Вот Вам мое откровенное мнение об этих господах. Какое грустное явление! Сколько дарований, от которых, за исключением Корсакова, трудно ожидать чего-нибудь серьезного. Не так ли и все у нас в России? Громадные силы, которым какая-то Плевна роковым образом мешает выйти в открытое поле и сразиться как следует. Но силы эти все-таки есть. Какой-нибудь Мусоргский и в самом своем безобразии говорит языком новым. Оно некрасиво, да свежо. И вот почему можно ожидать, что Россия когда-нибудь даст целую плеяду сильных талантов, которые укажут новые пути для искусства. Наше безобразие все-таки лучше, чем жалкое бессилие, замаскированное в серьезное творчество, как у Брамса и т. п. немцев. Они безнадежно выдохлись. У нас нужно надеяться, что Плевна все-таки падет, и сила даст себя знать, а пока сделано очень немного. Что касается французов, то у них теперь движение вперед. сказывается очень сильно. Конечно, Берлиоза стали играть только теперь, через десять лет после его смерти, но появилось много новых талантов и много энергических бойцов против рутины. А во Франции бороться против рутины очень трудно. В искусстве французы ужасные консерваторы. Они позже всех признали Бетховена. Еще в сороковых годах его считали там сумасбродным чудаком, не более. Первый французский критик, Фетис, жалел, что Бетховен делал ошибки (?) против правил гармонии, и обязательно поправлял эти ошибки не далее как двадцать пять лет тому назад. Из современных французов мои любимцы Bizet и Deslibes.H не знаю увертюры "Patrie!", о которой Вы пишете, но хорошо знаю оперу Bizet "Carmen". Это музыка без претензии на глубину, но такая прелестная в своей простоте, такая живая, не придуманная, а искренняя, что я выучил ее чуть не наизусть всю от начала до конца. О Deslibes я уже писал Вам. В своих новаторских стремлениях французы не так смелы, как наши новаторы, но зато они не переходят за границу возможного, как Бородин и Мусоргский.

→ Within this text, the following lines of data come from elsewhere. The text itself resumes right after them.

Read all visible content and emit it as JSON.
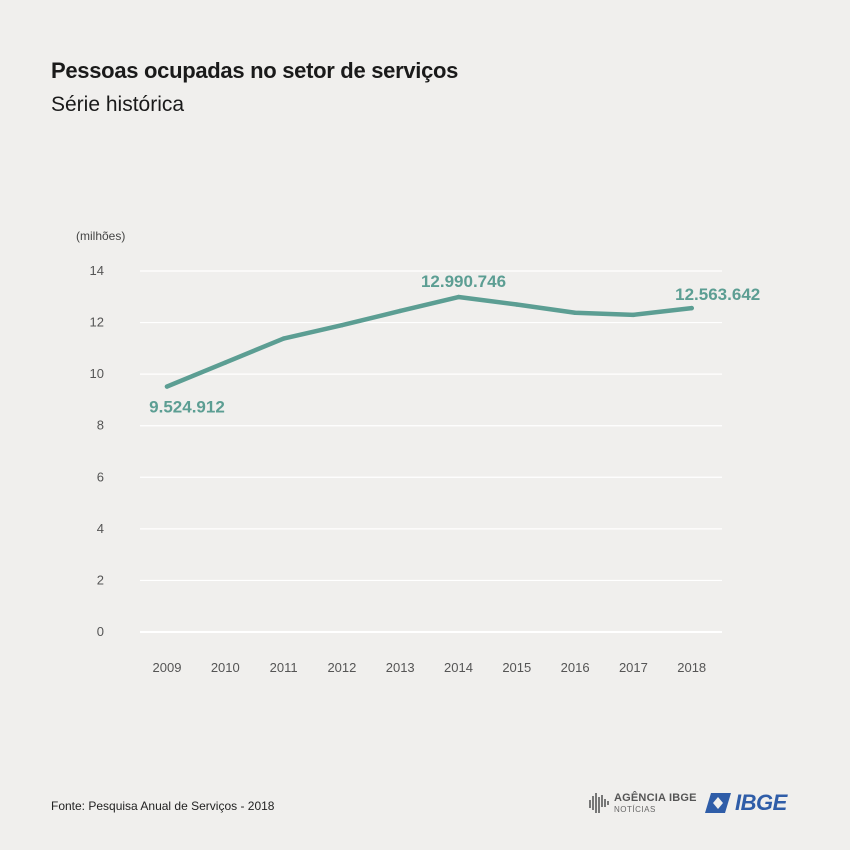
{
  "header": {
    "title": "Pessoas ocupadas no setor de serviços",
    "subtitle": "Série histórica"
  },
  "chart_data": {
    "type": "line",
    "unit_label": "(milhões)",
    "x": [
      "2009",
      "2010",
      "2011",
      "2012",
      "2013",
      "2014",
      "2015",
      "2016",
      "2017",
      "2018"
    ],
    "series": [
      {
        "values": [
          9.52,
          10.45,
          11.38,
          11.9,
          12.45,
          12.99,
          12.7,
          12.38,
          12.3,
          12.56
        ]
      }
    ],
    "annotations": [
      {
        "x": "2009",
        "label": "9.524.912"
      },
      {
        "x": "2014",
        "label": "12.990.746"
      },
      {
        "x": "2018",
        "label": "12.563.642"
      }
    ],
    "ylim": [
      0,
      14
    ],
    "yticks": [
      0,
      2,
      4,
      6,
      8,
      10,
      12,
      14
    ],
    "grid": true,
    "line_color": "#5c9e93"
  },
  "footer": {
    "source": "Fonte: Pesquisa Anual de Serviços - 2018",
    "agencia_line1": "AGÊNCIA IBGE",
    "agencia_line2": "NOTÍCIAS",
    "ibge": "IBGE"
  }
}
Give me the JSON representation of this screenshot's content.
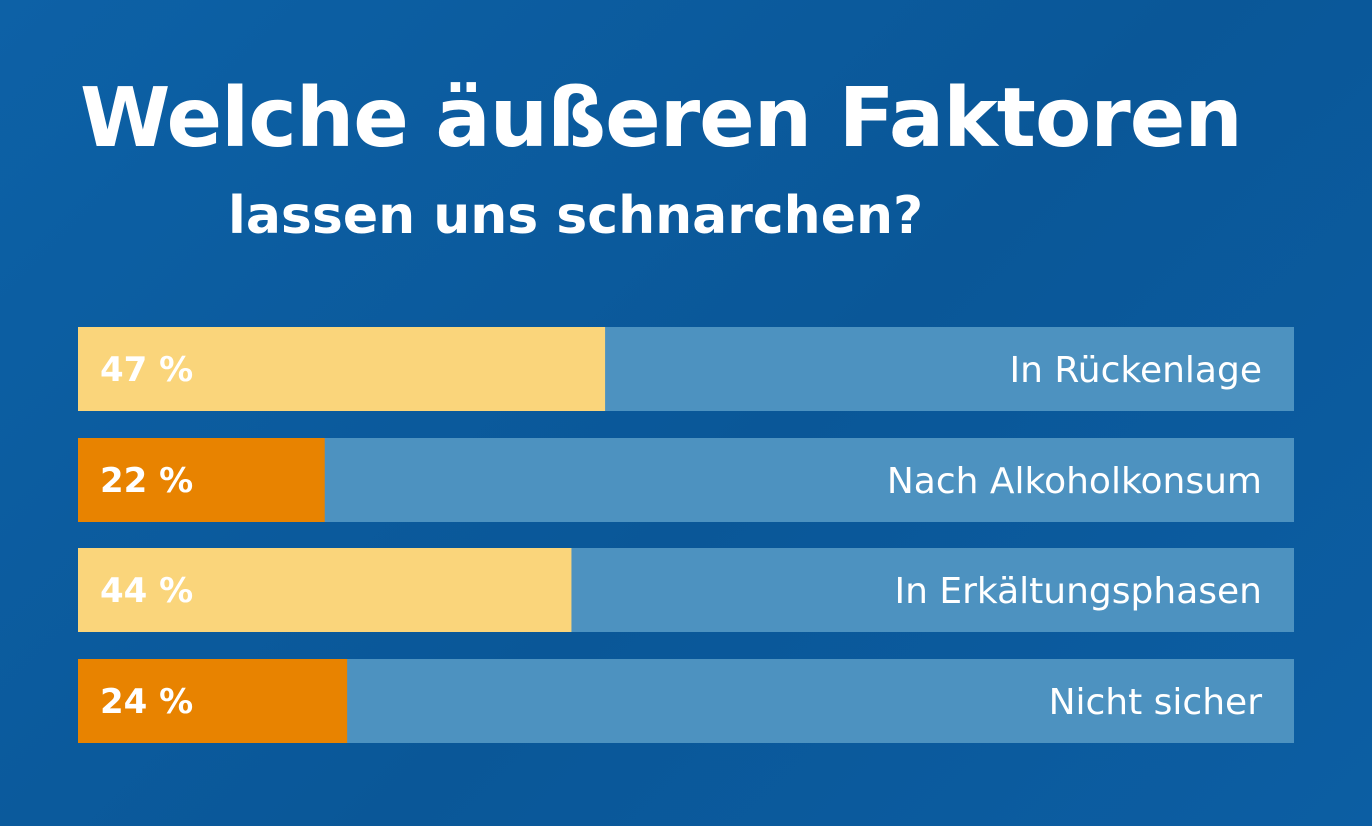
{
  "chart_data": {
    "type": "bar",
    "orientation": "horizontal",
    "title": "Welche äußeren Faktoren",
    "subtitle": "lassen uns schnarchen?",
    "categories": [
      "In Rückenlage",
      "Nach Alkoholkonsum",
      "In Erkältungsphasen",
      "Nicht sicher"
    ],
    "values": [
      47,
      22,
      44,
      24
    ],
    "value_labels": [
      "47 %",
      "22 %",
      "44 %",
      "24 %"
    ],
    "unit": "%",
    "xlim": [
      0,
      100
    ],
    "grid": false,
    "legend": "none",
    "colors": {
      "bars": [
        "#fad57b",
        "#e88300",
        "#fad57b",
        "#e88300"
      ],
      "track": "#4d92c0",
      "background": "#0b5b9f",
      "text": "#ffffff"
    }
  }
}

Относительно Н. Рубинштейна Вы почти правы, т. е. в том смысле, что он совсем не такой герой, каким его иногда представляют. Это человек необыкновенно даровитый, умный, хотя и мало образованный, энергический и ловкий. Но его губит его страсть к поклонению и совершенно ребяческая слабость к всякого рода выражениям подчинения и подобострастия. Администраторские способности его и уменье ладить со всеми сильными сего мира изумительны. Это, во всяком случае, не мелкая натура, но измельчавшая вследствие бессмысленно подобострастного поклонения, которым он окружен. Еще нужно отдать ему ту справедливость, что он честен в высшем значении этого слова и бескорыстен, т. е. он хлопотал и добивался не узких материальных целей, не из-за выгоды.У него страсть премировать и сохранять всякими способами непогрешимость своего авторитета. Он не терпит никакого противоречия и тотчас же подозревает в человеке, осмелившемся не согласиться с ним в чем-нибудь, тайного врага. Он непрочь прибегнуть и к интриге и к несправедливости, лишь бы уничтожить этого врага. Все это делается из страха уступить хоть одну пядь из своего неприступного положения. Деспотизм его возмутителен очень часто. Он не пренебрегает показать свою власть и силу перед людьми жалкими и неспособными на отпор. Встретив же отпор, он тотчас же смиряется и тогда непрочь немножко поинтриговать. Сердце у него неособенно доброе, хотя он очень любит пощеголять своей отеческой добротой и, ради приобретения популярности, прикидывается добрячком. Все его недостатки происходят от его бешеной страсти к власти и беспардонному деспотизму. Но, Надежда Филаретовна, сколько он оказал услуг музыкальному делу! Ради этих заслуг ему можно все простить. Какая бы ни была его несколько искусственно всаженная в московскую почву консерватория, но она все-таки распространительница здравых музыкальных понятий и вкуса. Ведь двадцать лет тому назад Москва была дикая страна по отношению к музыке. Я часто сержусь на Рубинштейна, но, вспомнив, как много сделала его энергическая деятельность, я обезоружен. Положим, он более всего действовал ради удовлетворения своей амбиции, но ведь амбиция-то хорошая. Потом не следует забывать, что это превосходнейший пианист (по-моему, первый в Европе) и очень хороший дирижер.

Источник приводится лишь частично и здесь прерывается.